Next, after talking briefly about Filipino politician Manny Pacquiao, he brings up Magic Johnson and his transition to business after his sports career ended prematurely.
"He never wasted a day wishing he could do what he couldn't do anymore."
Wow. Did you get that? He never wasted a single day wishing his life could be something that it's not. That statement hit me like a punch in the gut. If you read my post about being a stay at home mom, you know that my life stage and circumstances have been on my mind quite a bit lately; so, hearing his words in the context of those thoughts, I was profoundly impacted. Not infrequently an older parent says to me, "Enjoy every moment! It goes by so fast!" Or, "I would trade places with you if I could!" Or, "Enjoy it now, while they still like you!" You get the picture. In their opinion my life stage seems in some way preferable to theirs. And you know what? I believe them. I absolutely believe that it goes by quickly, that they would trade places with me if they could, and that there will be days in the future that my children will not like me. I believe you, Older Mom. I do. And I don't want to minimize your sentiments or invalidate your feelings.
I want to live my current days in such a way that when my children are grown I do not wish my days away longing for "the good old days." I want to savor the way my two year old runs: clunky, elbows flailing about, completely unhindered by what anyone thinks of her. That is a sacred and beautiful thing. I want to take an obscene amount of photos so that we have a storehouse of memories to look back on. I want to juice these days for all they are worth for the very reason that I do believe they are special and will go by quickly.
I realize this is much easier said than done, but I want to do exactly what President Clinton said: organize my life now in such a way so that later when this stage is over, I don't spend a single day wishing I could do something I simply cannot do anymore. None of us know what the future holds and what circumstances we will find ourselves in, but when the time comes, please do not let me be Older Mom who says to Younger Mom, "Enjoy every moment!" Not because I don't want her to, but because; 1) quite frankly, not every moment is enjoyable (see one of my favorite mommy blog posts here that likens parenting to climbing Mount Everest. Is every moment of that enjoyable? No. I don't think so. But yes, it's worth the climb.) 2) I don't want to be of the mindset where I longingly look at her life and wish mine were something different than it is.
I am sure that this is true for many, if not all of us. Chances are we will out-live whatever it is we are doing right now. If a person can hold the most powerful office in the free world for 8 years and go on to say that most days he doesn't miss it, surely I can work on arranging my life so that one day I can say the same. I hope to be able say to a Younger Mom, "You know what? I loved the season of having young children. It wasn't always easy, but I loved all the time we had together and all the sweet memories we made. I wouldn't trade them for the world. And, I am content with where life has me right now."
Monday, June 23, 2014
"What do you do all day?" she asked me.
In my stunned, swirling head, I searched for an answer,
"I...um...well...I...um...you would be surprised how quickly the days fill up."
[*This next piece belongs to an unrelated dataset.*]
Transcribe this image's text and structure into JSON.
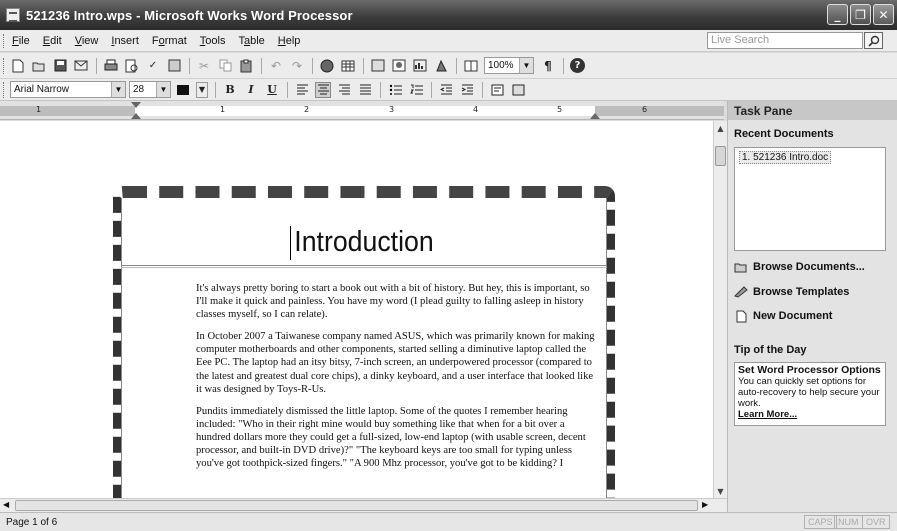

She realized the insensitivity of her question and back-pedaled a bit, but she had already tipped her hand. Even though she has a child the same age as mine, she wanted to know how someone could just sit at home all day with their kid. It was a judgment, and an unkind one at that.
Fast forward a few weeks.
Her: "Your daughter is in half day preschool twice a week? That wouldn't really work for a working mom, but good for you! So what are you going to do with all that extra time?!"
Me: (sheepishly) "I...um...
Her face said what her words did not: "Isn't that what you already do all the time anyway?"
I felt pressured. Like I somehow needed to explain myself. Like I was being looked down on. Like at the first sign of my child's independence I should immediately re-join the workforce.
Now, I am still relatively new at this stay-at-home-mom gig. (The title of "stay-at-home-parent" is a terrible one, but it is widely accepted, so I will use it here and save that rant for another day.) I think I feel like anyone would two years into a new job: I have a pretty good idea of what I need to do and what works or doesn't work. But I also know that there is still a lot I need to learn. One of the things I had not encountered in my learning curve yet was that I may, at any moment, need to defend to someone why I do what I do because it is on some level inconceivable to them.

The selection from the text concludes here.